February 18, 2015
In its recent decision in Wilson v. Atomic Energy of Canada Limited, the Federal Court of Appeal unanimously concluded that “without cause” dismissals are permitted for non-union non-manager employees under the Canada Labour Code (the “Code”). In doing so, the Court has suggested the proper answer on this issue is the view that had generally been in the minority in Code adjudications. The appellant, Mr. Wilson, was employed at Atomic Energy of Canada Ltd (A.E.C.L.) for four and one-half years prior to his termination. He was dismissed “without cause” and offered six months’ severance pay in exchange for a full and final release. Under the Code, Mr. Wilson would have been entitled to 18 days of severance and notice pay. Mr. Wilson did not sign the release and alleged that he was “unjustly dismissed” under s. 240 of the Code.
Under the Code, if a dismissal is considered “unjust”, a federally regulated non-union employee has recourse to an adjudication process under s. 240. This provision grants an adjudicator appointed under it wide remedial power including the power to reinstate an employee, similar to arbitration in a unionized workplace. The majority of adjudicators treated s. 240 as requiring just cause to terminate an employee, though there was a minority line of cases finding that the unjust standard was something lower than just cause.
In Wilson, the adjudicator found in the employee’s favour, determining that the employer could not terminate Wilson lawfully without cause. The employer applied for judicial review of the adjudicator’s decision, and the Federal Court concluded the decision had been unreasonable. Mr. Wilson appealed the Federal Court decision.
In seeking to reconcile the split in the case law, the Federal Court of Appeal concluded that a dismissal of non-union employees “without cause” was not automatically “unjust” under theCode. It noted that, due to the split in the law, the parties to s. 240 adjudications would potentially face different decision making standards depending upon the identity of their adjudicator. The Court found that if Parliament intended to limit the right of an employer to terminate an employment relationship to only cases where “just cause” existed, it would have done so explicitly. It determined that the adjudicator needed to assess the circumstances of the termination and determine whether a dismissal was unjust, not whether it was for just cause. The Federal Court of Appeal also clarified that an employer’s payment of employee severance will not preclude an adjudicator from granting further relief where the adjudicator concludes that the dismissal was unjust.

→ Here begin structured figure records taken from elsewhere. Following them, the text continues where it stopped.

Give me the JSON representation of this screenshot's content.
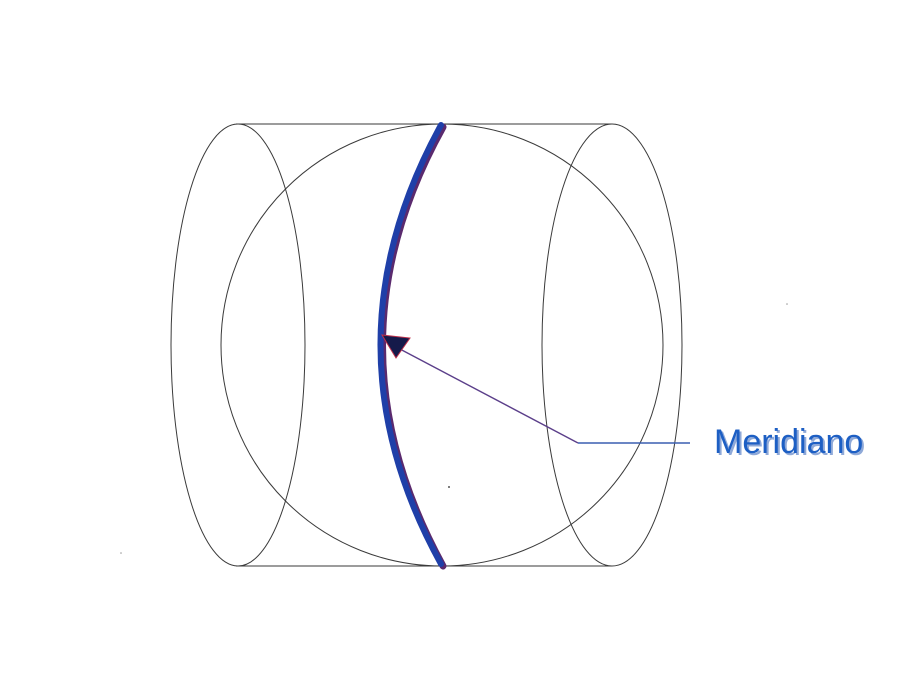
{
  "labels": {
    "meridian": "Meridiano"
  },
  "colors": {
    "meridian_stroke": "#1f3fa8",
    "meridian_shadow": "#5a2a6e",
    "arrow_head": "#151a4a",
    "leader_line": "#5b3f8a",
    "leader_line_horizontal": "#3a5fb0",
    "label_text": "#1d5fc4",
    "label_shadow": "#8fa9d8",
    "outline": "#3a3a3a"
  },
  "icons": {
    "arrow": "arrowhead-icon"
  }
}
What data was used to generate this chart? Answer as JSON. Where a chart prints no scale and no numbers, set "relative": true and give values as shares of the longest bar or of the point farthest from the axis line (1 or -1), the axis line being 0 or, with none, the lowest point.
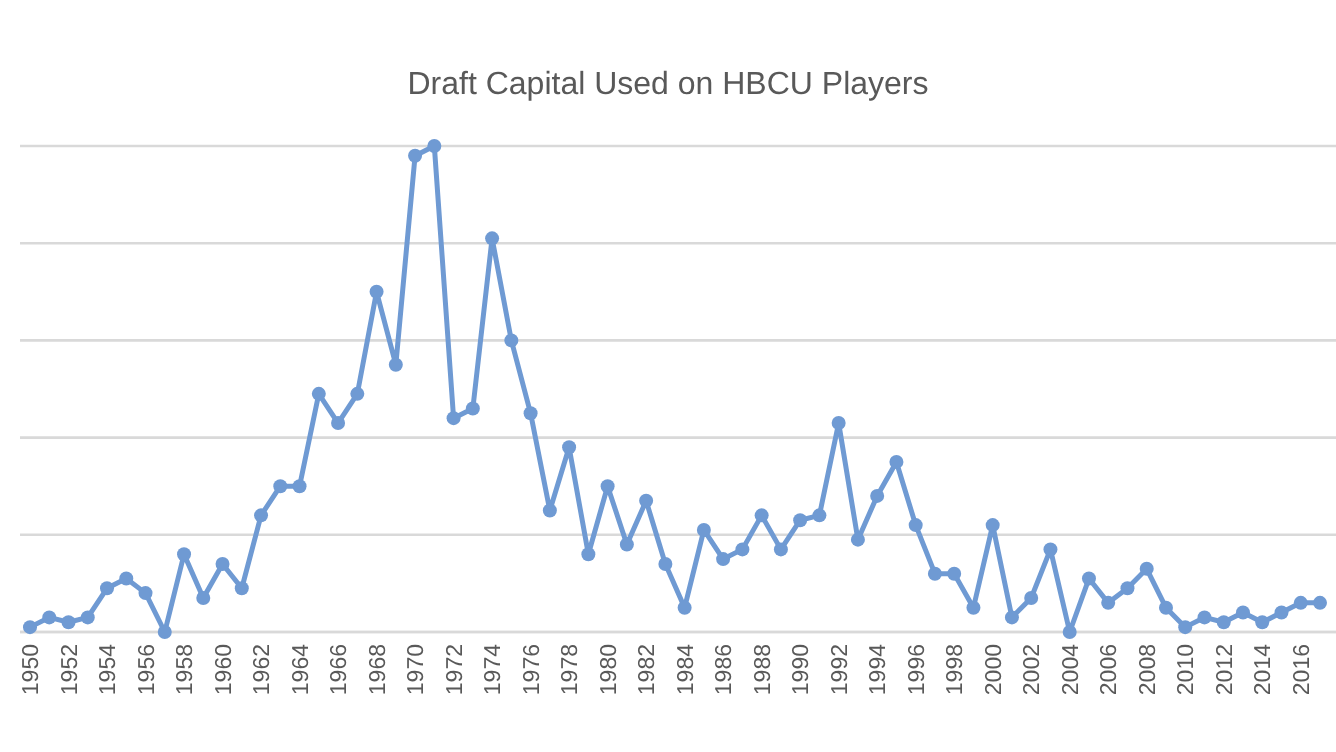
{
  "chart_data": {
    "type": "line",
    "title": "Draft Capital Used on HBCU Players",
    "relative": true,
    "grid": "y",
    "marker": "circle",
    "line_style": "solid",
    "categories": [
      "1950",
      null,
      "1952",
      null,
      "1954",
      null,
      "1956",
      null,
      "1958",
      null,
      "1960",
      null,
      "1962",
      null,
      "1964",
      null,
      "1966",
      null,
      "1968",
      null,
      "1970",
      null,
      "1972",
      null,
      "1974",
      null,
      "1976",
      null,
      "1978",
      null,
      "1980",
      null,
      "1982",
      null,
      "1984",
      null,
      "1986",
      null,
      "1988",
      null,
      "1990",
      null,
      "1992",
      null,
      "1994",
      null,
      "1996",
      null,
      "1998",
      null,
      "2000",
      null,
      "2002",
      null,
      "2004",
      null,
      "2006",
      null,
      "2008",
      null,
      "2010",
      null,
      "2012",
      null,
      "2014",
      null,
      "2016",
      null
    ],
    "series": [
      {
        "color": "#6f9ad3",
        "values": [
          0.01,
          0.03,
          0.02,
          0.03,
          0.09,
          0.11,
          0.08,
          0.0,
          0.16,
          0.07,
          0.14,
          0.09,
          0.24,
          0.3,
          0.3,
          0.49,
          0.43,
          0.49,
          0.7,
          0.55,
          0.98,
          1,
          0.44,
          0.46,
          0.81,
          0.6,
          0.45,
          0.25,
          0.38,
          0.16,
          0.3,
          0.18,
          0.27,
          0.14,
          0.05,
          0.21,
          0.15,
          0.17,
          0.24,
          0.17,
          0.23,
          0.24,
          0.43,
          0.19,
          0.28,
          0.35,
          0.22,
          0.12,
          0.12,
          0.05,
          0.22,
          0.03,
          0.07,
          0.17,
          0.0,
          0.11,
          0.06,
          0.09,
          0.13,
          0.05,
          0.01,
          0.03,
          0.02,
          0.04,
          0.02,
          0.04,
          0.06,
          0.06
        ]
      }
    ]
  }
}
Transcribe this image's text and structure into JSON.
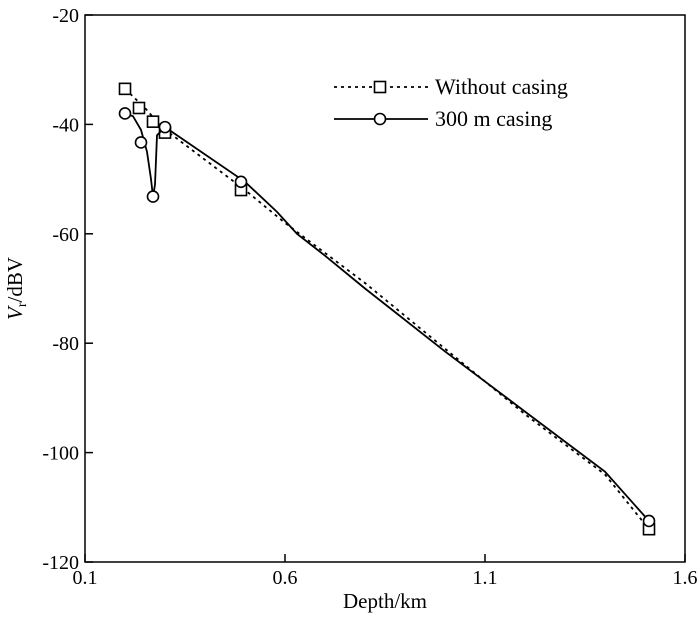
{
  "chart_data": {
    "type": "line",
    "xlabel": "Depth/km",
    "ylabel_main": "V",
    "ylabel_sub": "r",
    "ylabel_unit": "/dBV",
    "xlim": [
      0.1,
      1.6
    ],
    "ylim": [
      -120,
      -20
    ],
    "x_ticks": [
      0.1,
      0.6,
      1.1,
      1.6
    ],
    "x_tick_labels": [
      "0.1",
      "0.6",
      "1.1",
      "1.6"
    ],
    "y_ticks": [
      -120,
      -100,
      -80,
      -60,
      -40,
      -20
    ],
    "y_tick_labels": [
      "-120",
      "-100",
      "-80",
      "-60",
      "-40",
      "-20"
    ],
    "grid": false,
    "legend_position": "top-right",
    "series": [
      {
        "name": "Without casing",
        "line_style": "dashed",
        "marker": "square",
        "color": "#000000",
        "line": [
          [
            0.2,
            -33.5
          ],
          [
            0.25,
            -37
          ],
          [
            0.28,
            -39.5
          ],
          [
            0.31,
            -41.5
          ],
          [
            0.5,
            -52
          ],
          [
            0.6,
            -58
          ],
          [
            0.8,
            -69
          ],
          [
            1.0,
            -81
          ],
          [
            1.2,
            -93
          ],
          [
            1.4,
            -104
          ],
          [
            1.51,
            -114
          ]
        ],
        "markers": [
          [
            0.2,
            -33.5
          ],
          [
            0.235,
            -37
          ],
          [
            0.27,
            -39.5
          ],
          [
            0.3,
            -41.5
          ],
          [
            0.49,
            -52
          ],
          [
            1.51,
            -114
          ]
        ]
      },
      {
        "name": "300 m casing",
        "line_style": "solid",
        "marker": "circle",
        "color": "#000000",
        "line": [
          [
            0.2,
            -38
          ],
          [
            0.22,
            -38.5
          ],
          [
            0.24,
            -41
          ],
          [
            0.255,
            -45
          ],
          [
            0.265,
            -50
          ],
          [
            0.27,
            -53.2
          ],
          [
            0.275,
            -51
          ],
          [
            0.28,
            -42
          ],
          [
            0.3,
            -40.5
          ],
          [
            0.35,
            -43
          ],
          [
            0.5,
            -50.5
          ],
          [
            0.58,
            -56
          ],
          [
            0.63,
            -60
          ],
          [
            0.7,
            -64
          ],
          [
            0.8,
            -70
          ],
          [
            1.0,
            -81.5
          ],
          [
            1.2,
            -92.5
          ],
          [
            1.4,
            -103.5
          ],
          [
            1.51,
            -112.5
          ]
        ],
        "markers": [
          [
            0.2,
            -38
          ],
          [
            0.24,
            -43.3
          ],
          [
            0.27,
            -53.2
          ],
          [
            0.3,
            -40.5
          ],
          [
            0.49,
            -50.5
          ],
          [
            1.51,
            -112.5
          ]
        ]
      }
    ]
  }
}
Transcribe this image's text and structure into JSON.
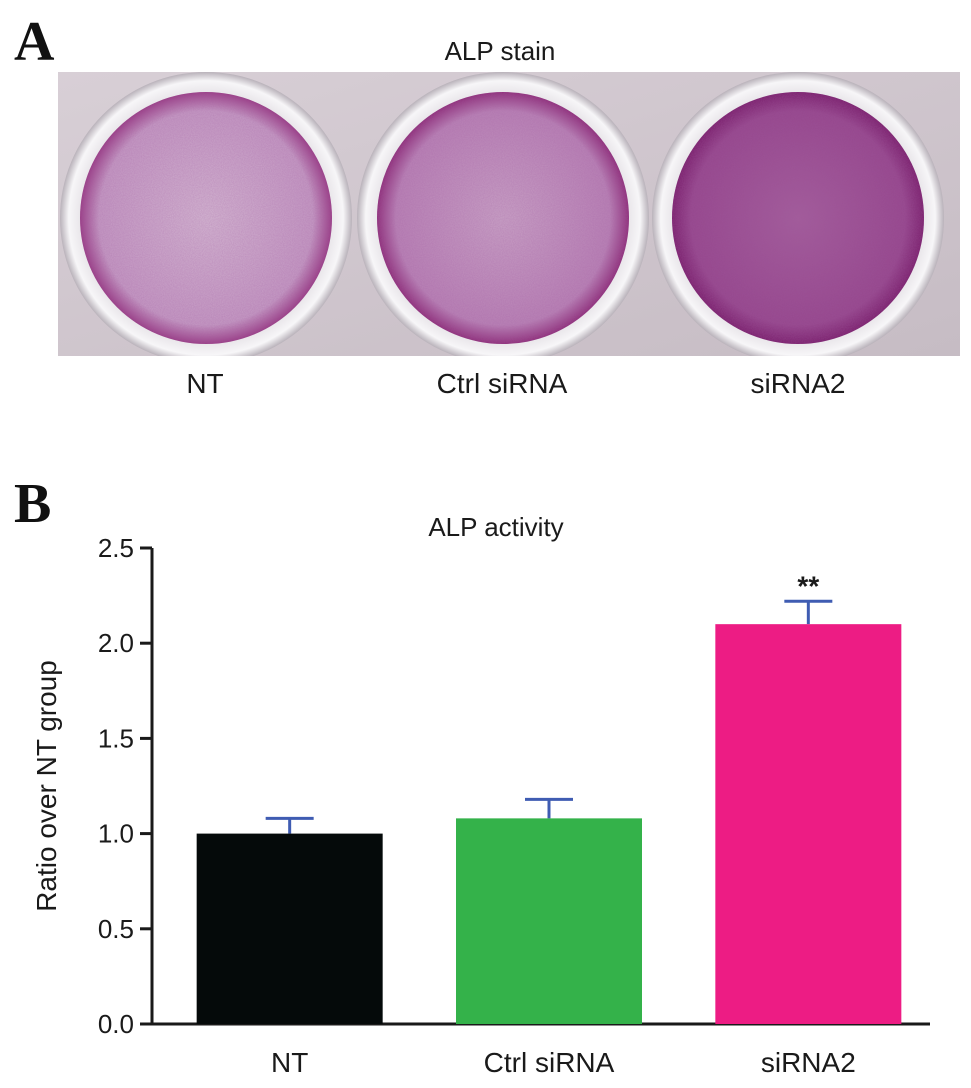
{
  "panels": {
    "a": {
      "letter": "A",
      "title": "ALP stain",
      "plate_labels": [
        "NT",
        "Ctrl siRNA",
        "siRNA2"
      ]
    },
    "b": {
      "letter": "B"
    }
  },
  "chart_data": {
    "type": "bar",
    "title": "ALP activity",
    "xlabel": "",
    "ylabel": "Ratio over NT group",
    "categories": [
      "NT",
      "Ctrl siRNA",
      "siRNA2"
    ],
    "values": [
      1.0,
      1.08,
      2.1
    ],
    "error": [
      0.08,
      0.1,
      0.12
    ],
    "annotations": [
      "",
      "",
      "**"
    ],
    "colors": [
      "#050a0a",
      "#34b24a",
      "#ed1c84"
    ],
    "error_color": "#3f5cb2",
    "ylim": [
      0,
      2.5
    ],
    "yticks": [
      "0.0",
      "0.5",
      "1.0",
      "1.5",
      "2.0",
      "2.5"
    ],
    "grid": false
  }
}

While making it clear that “just cause” is not required under s. 240, the Federal Court of Appeal did not comment further on the meaning of “unjust”, stating that it was up to each individual adjudicator to determine (based on the facts of each case) whether a dismissal was just or not. This decision is certainly a departure from the majority of s. 240 decisions, which operated on the interpretation that those provisions of the Code required just cause prior to upholding a challenged dismissal. The next phase of adjudications will be interesting as adjudicators give context to what will be considered “unjust”. Needless to say, that is certainly not clear at this time. While the Federal Court of Appeal was clear that “just cause” was not required, it is not clear where the “bar” will be set. Employers subject to the Code should continue to take care in moving to terminate employees who could bring a claim under s. 240 and legal advice should still be sought. While this decision appears to be a significant change, it should not be assumed that there are no limitations in this area on employers’ rights under s. 240. What those restrictions are will remain unclear until the case law develops.